About 80 percent of MS patients experience fatigue. Because so many medical conditions cause fatigue, MS-based fatigue can often be very hard to diagnose at first. What sometimes sets it apart is that heat almost always makes it worse. For some patients, the fatigue is disabling.
Urinary and Bowel Dysfunction
Frequency and urgency issues are common among MS patients. Involuntary loss of urine or incontinence are two complications that may occur, but not necessarily because of the MS. Medications or a less-active lifestyle may be to blame.
Spasticity and Loss of Mobility
These two issues are what cause many MS patients to often stumble and be generally “clumsy”. Eventually, more severe disability may result forcing patients to need a wheelchair or other assistive device.
Cognitive problems involve problems such as difficulty concentrating, thought processing problems, memory issues and other problems related to judgment and mental awareness. These types of multiple sclerosis complications are rather widespread and most patients are affected to some degree.
If the part of the brain responsible for controlling the nerves that transmit nerve impulses to the sex organs or sexual function is attacked, sexual dysfunction may result. Other MS complications may also cause this complication, such as fatigue or depression or loss of mobility and spasticity.
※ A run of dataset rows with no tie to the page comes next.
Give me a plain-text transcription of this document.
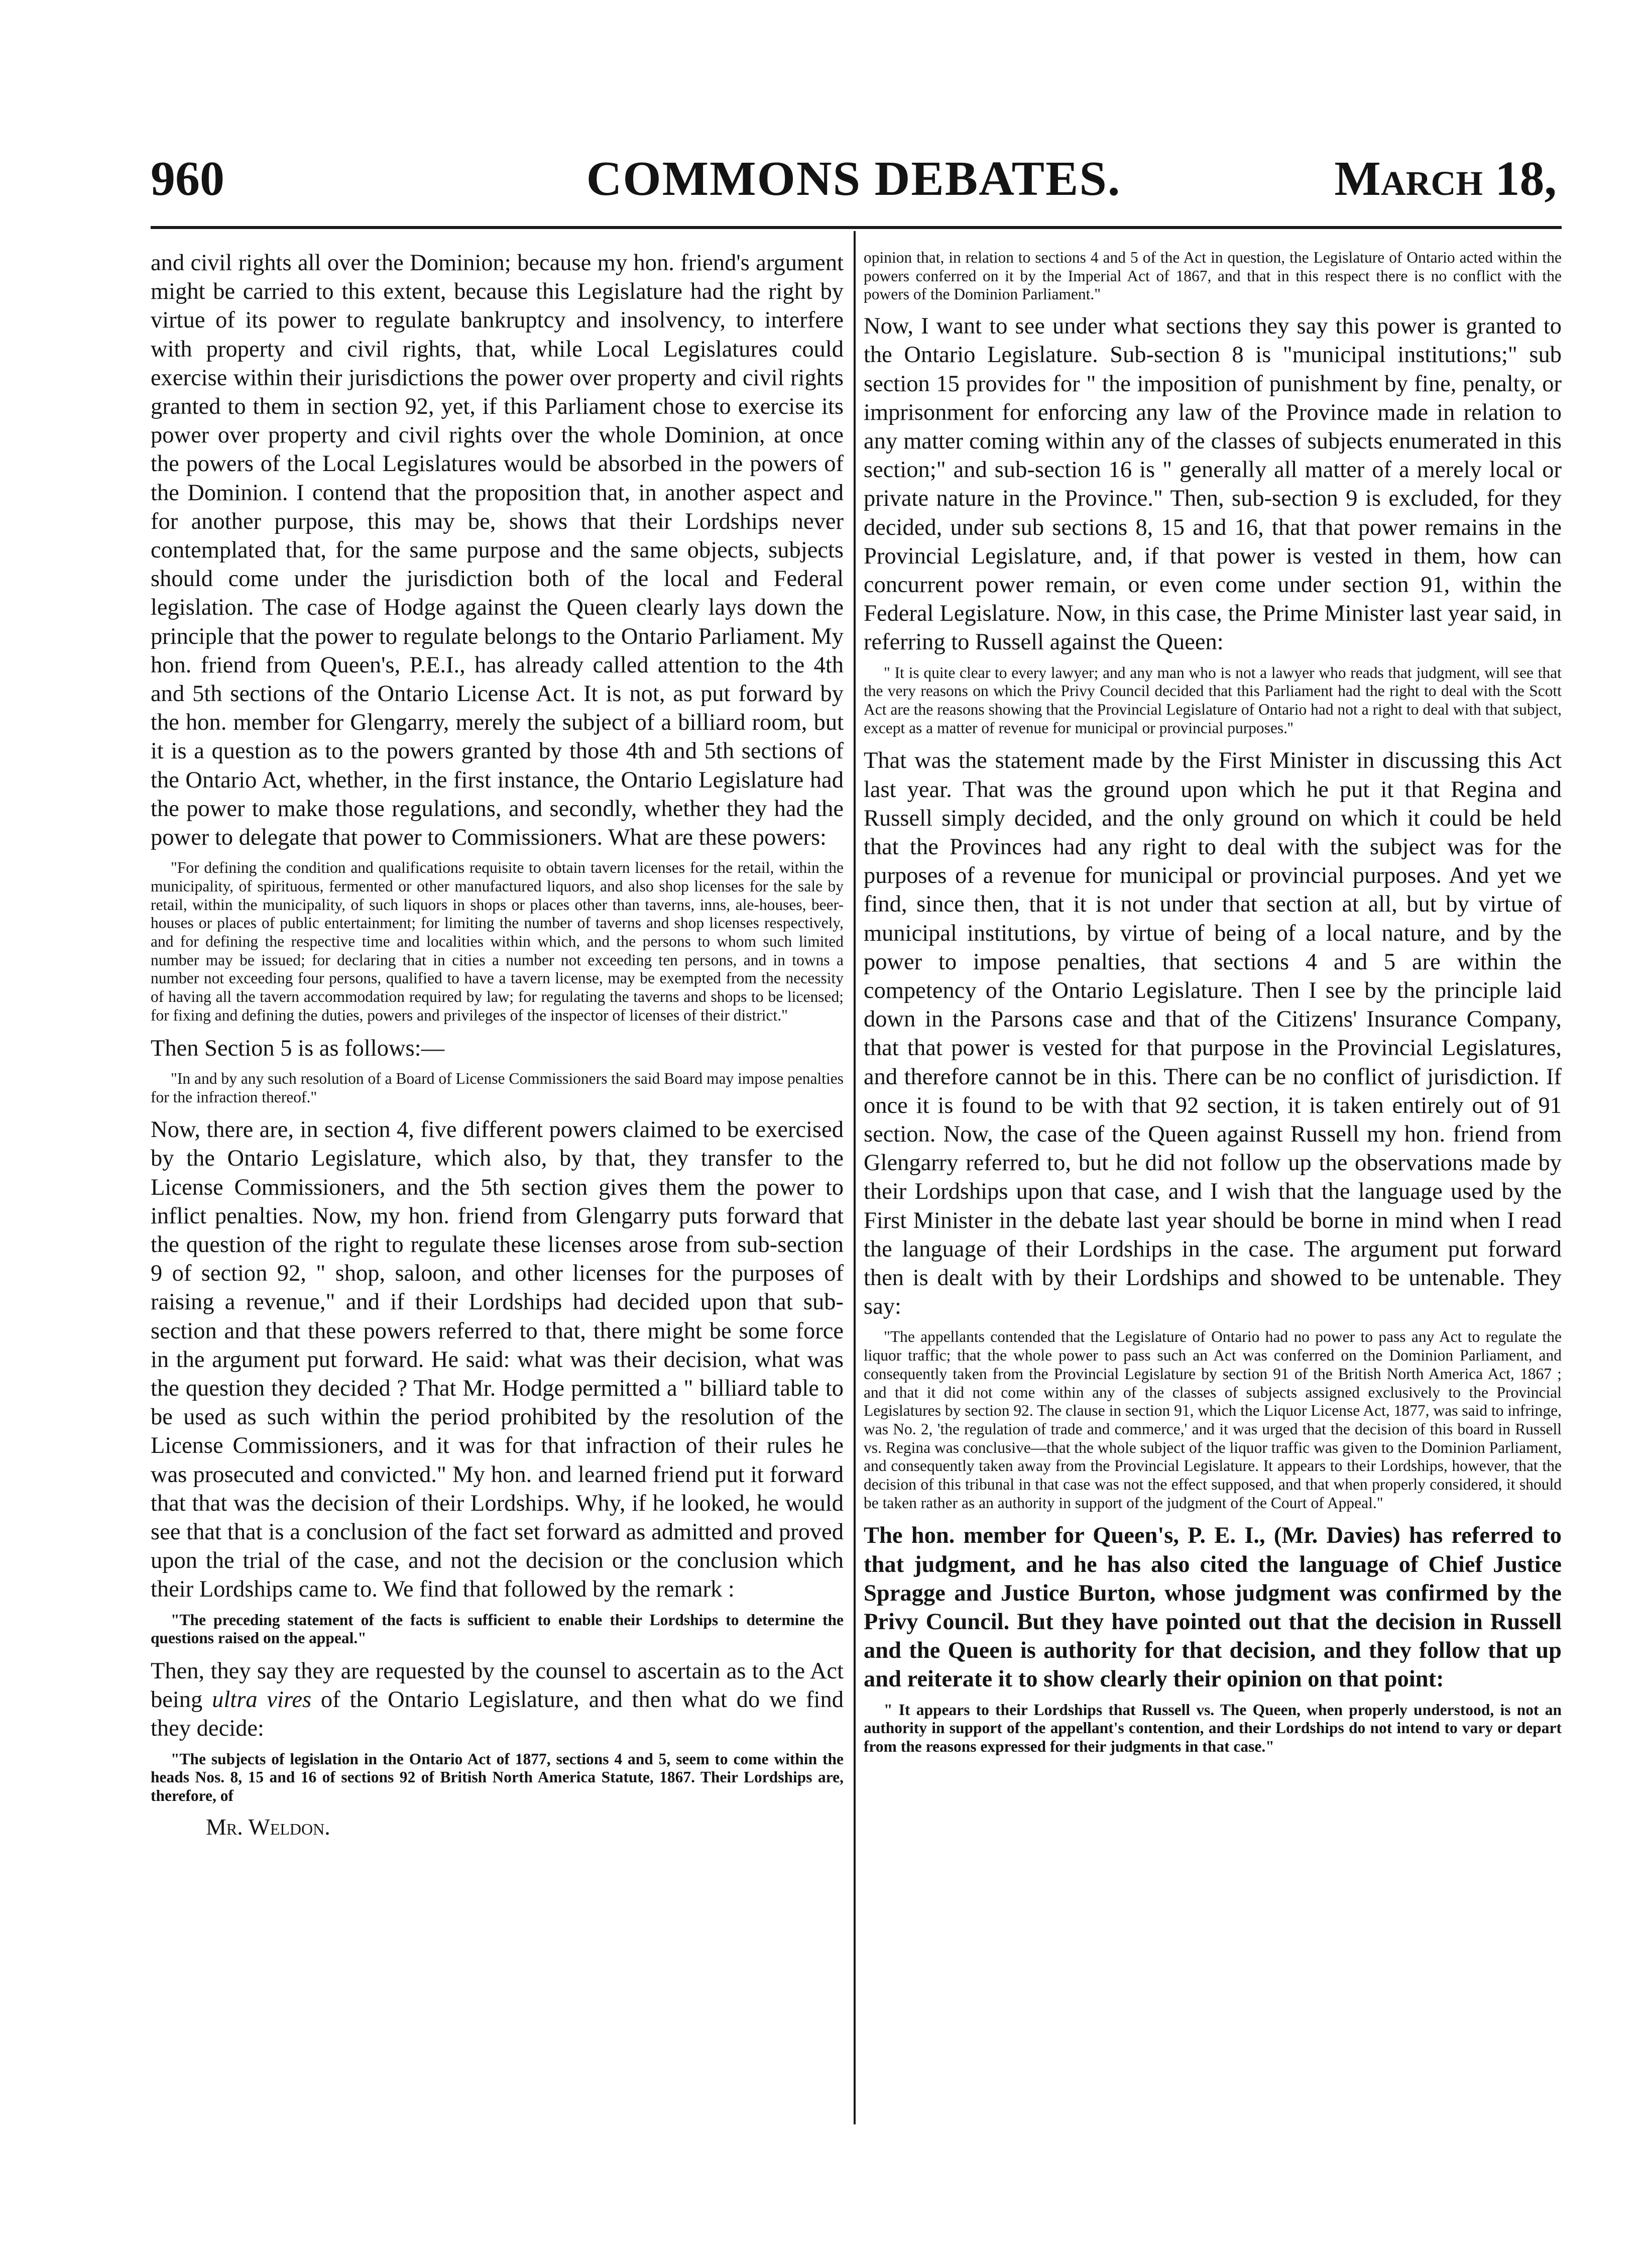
960	COMMONS DEBATES.	March 18,

and civil rights all over the Dominion; because my hon. friend's argument might be carried to this extent, because this Legislature had the right by virtue of its power to regulate bankruptcy and insolvency, to interfere with property and civil rights, that, while Local Legislatures could exercise within their jurisdictions the power over property and civil rights granted to them in section 92, yet, if this Parliament chose to exercise its power over property and civil rights over the whole Dominion, at once the powers of the Local Legislatures would be absorbed in the powers of the Dominion. I contend that the proposition that, in another aspect and for another purpose, this may be, shows that their Lordships never contemplated that, for the same purpose and the same objects, subjects should come under the jurisdiction both of the local and Federal legislation. The case of Hodge against the Queen clearly lays down the principle that the power to regulate belongs to the Ontario Parliament. My hon. friend from Queen's, P.E.I., has already called attention to the 4th and 5th sections of the Ontario License Act. It is not, as put forward by the hon. member for Glengarry, merely the subject of a billiard room, but it is a question as to the powers granted by those 4th and 5th sections of the Ontario Act, whether, in the first instance, the Ontario Legislature had the power to make those regulations, and secondly, whether they had the power to delegate that power to Commissioners. What are these powers:

"For defining the condition and qualifications requisite to obtain tavern licenses for the retail, within the municipality, of spirituous, fermented or other manufactured liquors, and also shop licenses for the sale by retail, within the municipality, of such liquors in shops or places other than taverns, inns, ale-houses, beer-houses or places of public entertainment; for limiting the number of taverns and shop licenses respectively, and for defining the respective time and localities within which, and the persons to whom such limited number may be issued; for declaring that in cities a number not exceeding ten persons, and in towns a number not exceeding four persons, qualified to have a tavern license, may be exempted from the necessity of having all the tavern accommodation required by law; for regulating the taverns and shops to be licensed; for fixing and defining the duties, powers and privileges of the inspector of licenses of their district."

Then Section 5 is as follows:—

"In and by any such resolution of a Board of License Commissioners the said Board may impose penalties for the infraction thereof."

Now, there are, in section 4, five different powers claimed to be exercised by the Ontario Legislature, which also, by that, they transfer to the License Commissioners, and the 5th section gives them the power to inflict penalties. Now, my hon. friend from Glengarry puts forward that the question of the right to regulate these licenses arose from sub-section 9 of section 92, " shop, saloon, and other licenses for the purposes of raising a revenue," and if their Lordships had decided upon that sub-section and that these powers referred to that, there might be some force in the argument put forward. He said: what was their decision, what was the question they decided ? That Mr. Hodge permitted a " billiard table to be used as such within the period prohibited by the resolution of the License Commissioners, and it was for that infraction of their rules he was prosecuted and convicted." My hon. and learned friend put it forward that that was the decision of their Lordships. Why, if he looked, he would see that that is a conclusion of the fact set forward as admitted and proved upon the trial of the case, and not the decision or the conclusion which their Lordships came to. We find that followed by the remark :

"The preceding statement of the facts is sufficient to enable their Lordships to determine the questions raised on the appeal."

Then, they say they are requested by the counsel to ascertain as to the Act being ultra vires of the Ontario Legislature, and then what do we find they decide:

"The subjects of legislation in the Ontario Act of 1877, sections 4 and 5, seem to come within the heads Nos. 8, 15 and 16 of sections 92 of British North America Statute, 1867. Their Lordships are, therefore, of

Mr. Weldon.

opinion that, in relation to sections 4 and 5 of the Act in question, the Legislature of Ontario acted within the powers conferred on it by the Imperial Act of 1867, and that in this respect there is no conflict with the powers of the Dominion Parliament."

Now, I want to see under what sections they say this power is granted to the Ontario Legislature. Sub-section 8 is "municipal institutions;" sub section 15 provides for " the imposition of punishment by fine, penalty, or imprisonment for enforcing any law of the Province made in relation to any matter coming within any of the classes of subjects enumerated in this section;" and sub-section 16 is " generally all matter of a merely local or private nature in the Province." Then, sub-section 9 is excluded, for they decided, under sub sections 8, 15 and 16, that that power remains in the Provincial Legislature, and, if that power is vested in them, how can concurrent power remain, or even come under section 91, within the Federal Legislature. Now, in this case, the Prime Minister last year said, in referring to Russell against the Queen:

" It is quite clear to every lawyer; and any man who is not a lawyer who reads that judgment, will see that the very reasons on which the Privy Council decided that this Parliament had the right to deal with the Scott Act are the reasons showing that the Provincial Legislature of Ontario had not a right to deal with that subject, except as a matter of revenue for municipal or provincial purposes.''

That was the statement made by the First Minister in discussing this Act last year. That was the ground upon which he put it that Regina and Russell simply decided, and the only ground on which it could be held that the Provinces had any right to deal with the subject was for the purposes of a revenue for municipal or provincial purposes. And yet we find, since then, that it is not under that section at all, but by virtue of municipal institutions, by virtue of being of a local nature, and by the power to impose penalties, that sections 4 and 5 are within the competency of the Ontario Legislature. Then I see by the principle laid down in the Parsons case and that of the Citizens' Insurance Company, that that power is vested for that purpose in the Provincial Legislatures, and therefore cannot be in this. There can be no conflict of jurisdiction. If once it is found to be with that 92 section, it is taken entirely out of 91 section. Now, the case of the Queen against Russell my hon. friend from Glengarry referred to, but he did not follow up the observations made by their Lordships upon that case, and I wish that the language used by the First Minister in the debate last year should be borne in mind when I read the language of their Lordships in the case. The argument put forward then is dealt with by their Lordships and showed to be untenable. They say:

"The appellants contended that the Legislature of Ontario had no power to pass any Act to regulate the liquor traffic; that the whole power to pass such an Act was conferred on the Dominion Parliament, and consequently taken from the Provincial Legislature by section 91 of the British North America Act, 1867 ; and that it did not come within any of the classes of subjects assigned exclusively to the Provincial Legislatures by section 92. The clause in section 91, which the Liquor License Act, 1877, was said to infringe, was No. 2, 'the regulation of trade and commerce,' and it was urged that the decision of this board in Russell vs. Regina was conclusive—that the whole subject of the liquor traffic was given to the Dominion Parliament, and consequently taken away from the Provincial Legislature. It appears to their Lordships, however, that the decision of this tribunal in that case was not the effect supposed, and that when properly considered, it should be taken rather as an authority in support of the judgment of the Court of Appeal."

The hon. member for Queen's, P. E. I., (Mr. Davies) has referred to that judgment, and he has also cited the language of Chief Justice Spragge and Justice Burton, whose judgment was confirmed by the Privy Council. But they have pointed out that the decision in Russell and the Queen is authority for that decision, and they follow that up and reiterate it to show clearly their opinion on that point:

" It appears to their Lordships that Russell vs. The Queen, when properly understood, is not an authority in support of the appellant's contention, and their Lordships do not intend to vary or depart from the reasons expressed for their judgments in that case."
If the part of the brain responsible for autonomic function control is attacked by multiple sclerosis, the patient is at risk for serious problems, including breathing problems.
Many MS patients suffer from depression and this could be due to a variety of factors. Some of the medications used to treat MS may worsen depression symptoms. For other patients, the fact that they have an incurable, chronic disease may cause them to develop depression. In some cases, MS is the direct cause if the disease damages or attacks the part of the brain responsible for regulating emotion.
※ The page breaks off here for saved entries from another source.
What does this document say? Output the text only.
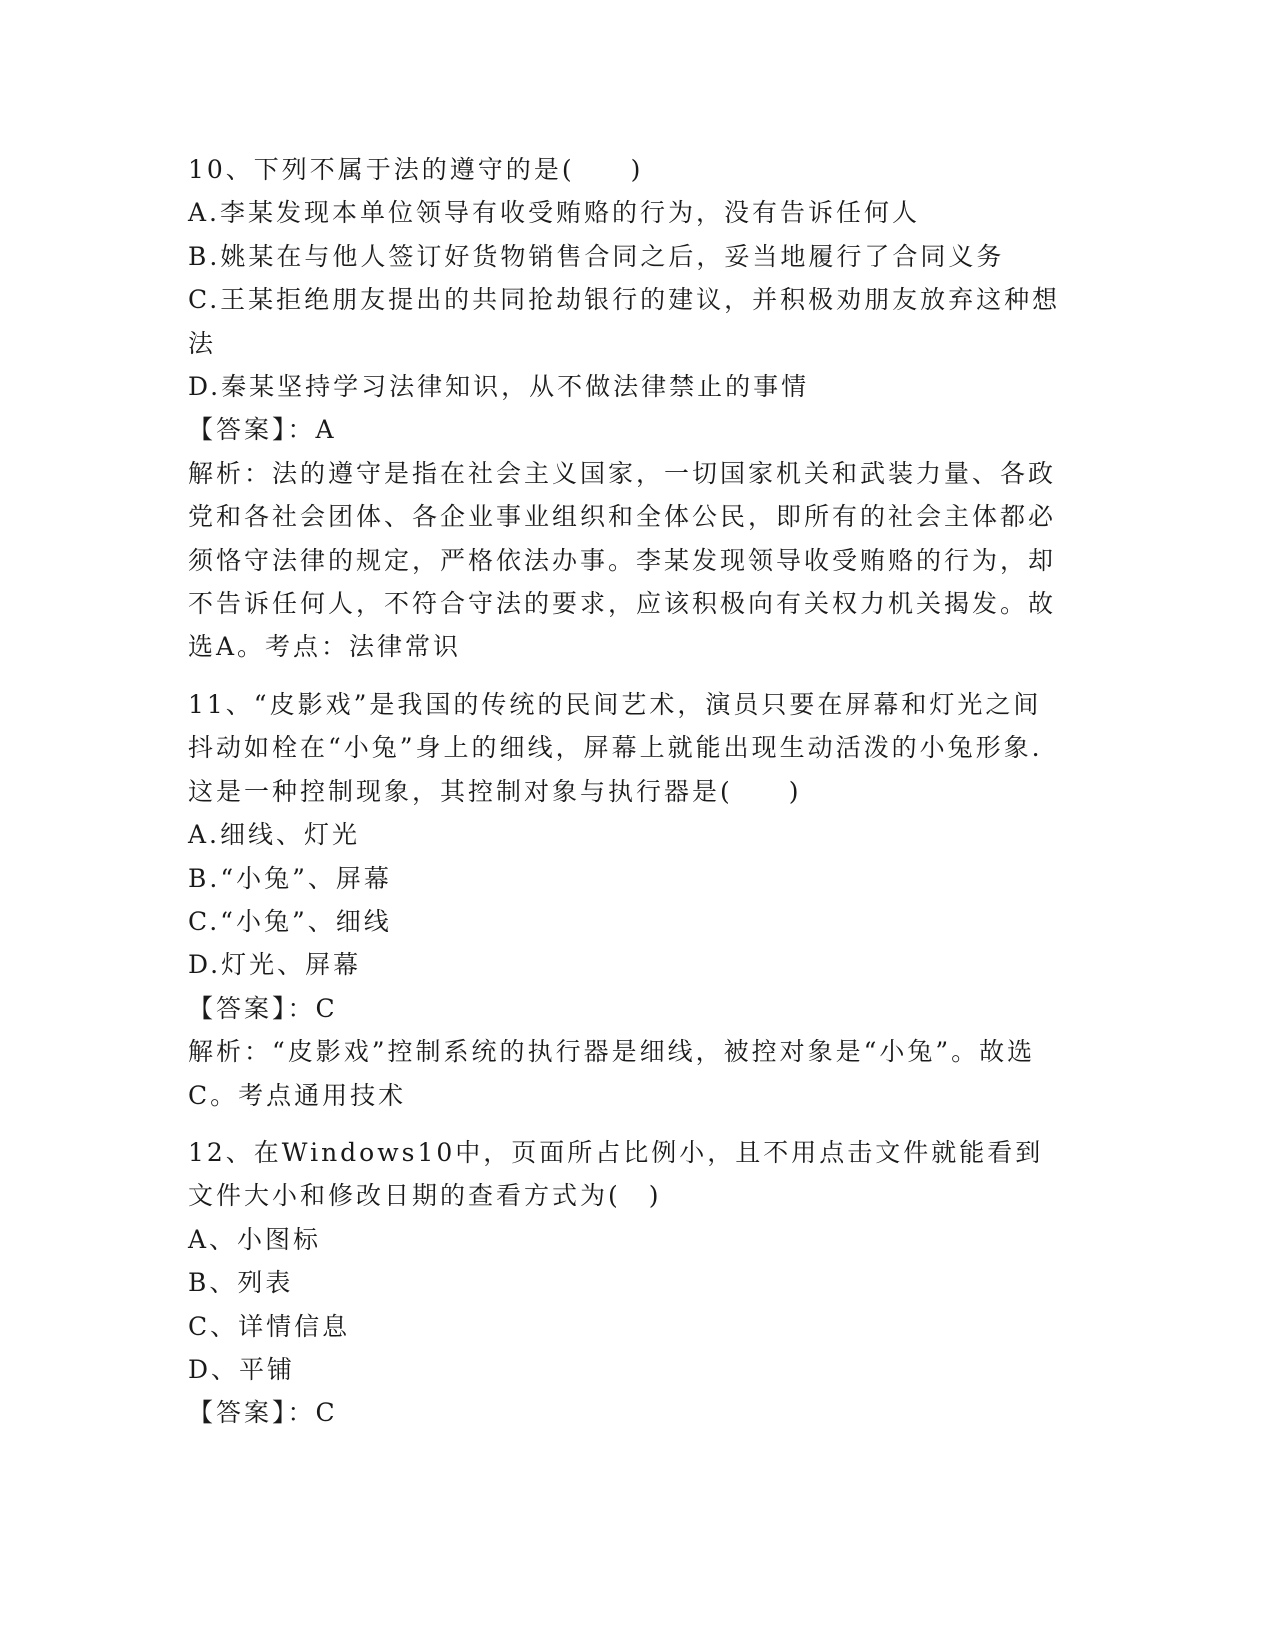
10、下列不属于法的遵守的是(　　)

A.李某发现本单位领导有收受贿赂的行为，没有告诉任何人

B.姚某在与他人签订好货物销售合同之后，妥当地履行了合同义务

C.王某拒绝朋友提出的共同抢劫银行的建议，并积极劝朋友放弃这种想法

D.秦某坚持学习法律知识，从不做法律禁止的事情

【答案】：A

解析：法的遵守是指在社会主义国家，一切国家机关和武装力量、各政党和各社会团体、各企业事业组织和全体公民，即所有的社会主体都必须恪守法律的规定，严格依法办事。李某发现领导收受贿赂的行为，却不告诉任何人，不符合守法的要求，应该积极向有关权力机关揭发。故选A。考点：法律常识

11、“皮影戏”是我国的传统的民间艺术，演员只要在屏幕和灯光之间抖动如栓在“小兔”身上的细线，屏幕上就能出现生动活泼的小兔形象.这是一种控制现象，其控制对象与执行器是(　　)

A.细线、灯光

B.“小兔”、屏幕

C.“小兔”、细线

D.灯光、屏幕

【答案】：C

解析：“皮影戏”控制系统的执行器是细线，被控对象是“小兔”。故选C。考点通用技术

12、在Windows10中，页面所占比例小，且不用点击文件就能看到文件大小和修改日期的查看方式为(　)

A、小图标

B、列表

C、详情信息

D、平铺

【答案】：C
If the part of the brain responsible for verbal communication is attacked, speech problems may result. They may also result if the nerves responsible for transmitting communication between the brain and mouth are attacked. Speech problems may include cadence changes, nasal-sounding or slurred speech, or pauses between syllables. Some patients lose words mid-sentence.
MS patients have a greater risk for osteoporosis, a condition characterized by thinning bones. The risk of this condition is increased due to the steroid drugs MS patients typically take during flares.